Nell’istituto comprensivo di via Baccano a Labaro da settimane si fanno i conti con un problema igienico che periodicamente si presenta in numerose scuole italiane: i pidocchi.
Nel caso, però, del Labaro pare che siano stati individuati anche i colpevoli della cattiva igiene: i piccoli alunni rom.

Teste rasate, ordine e disciplina – Il portavoce locale del Movimento per l’Italia, Riccardo Corsetto, e il coordinatore regionale del partito, Fabio Sabbatani Schiuma, hanno di recente diffuso un comunicato che ha aperto l’ennesima polemica sull’integrazione e sul come spesso si colgano dei banali pretesti per alimentare la diffidenza verso gli stranieri. I due sono stati i fautori di una circolare che prescriveva l’utilizzo di shampoo medicinali per combattere i pidocchi. A loro dire, i responsabili maggiori dell’epidemia sarebbero gli alunni rom che peccherebbero in fatto di igiene. Questo il commento di Corsetto rilasciato a La Repubblica:  “Da qualche mese le circolari della scuola prescrivono di usare shampoo medici, circolari che ovviamente i rom non recepiscono. Non è un discorso razziale però in questo caso specifico sembra che l’epidemia sia stata causata dalla presenza dei ragazzini nomadi, che arrivano a scuola in condizioni disastrose. Il problema andrebbe risolto a monte, imponendo alle famiglie rom l’igiene basilare per i propri piccoli. Se cominciassimo col tagliare i capelli corti non sarebbe un danno”.

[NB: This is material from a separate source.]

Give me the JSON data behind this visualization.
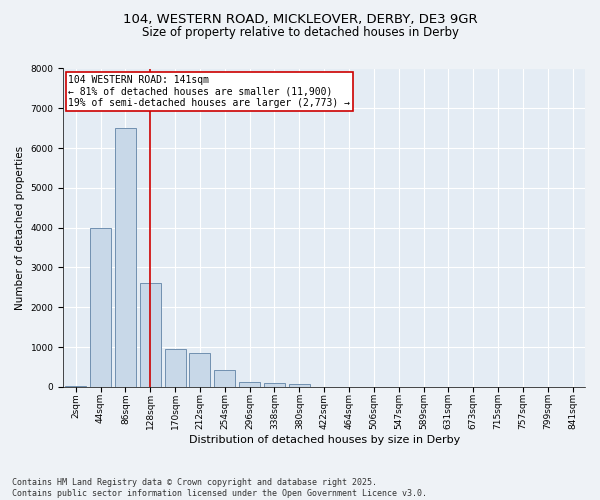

Vicepreside: Non è un lager – A rispondere in maniera piccata alla proposta del Movimento per l’Italia è stata la vicepreside dell’istituto Anna Maria Guercini che ha dichiarato: “Mica siamo in un campo di concentramento. Mi risulta che i bambini rom vengano a scuola curati, non ho mai sentito le mamme lamentarsi di questo. È vero che ci sono i pidocchi, ma succede in tutte le scuole. Uno o due genitori, sempre gli stessi, si sono fatti prendere dal panico“.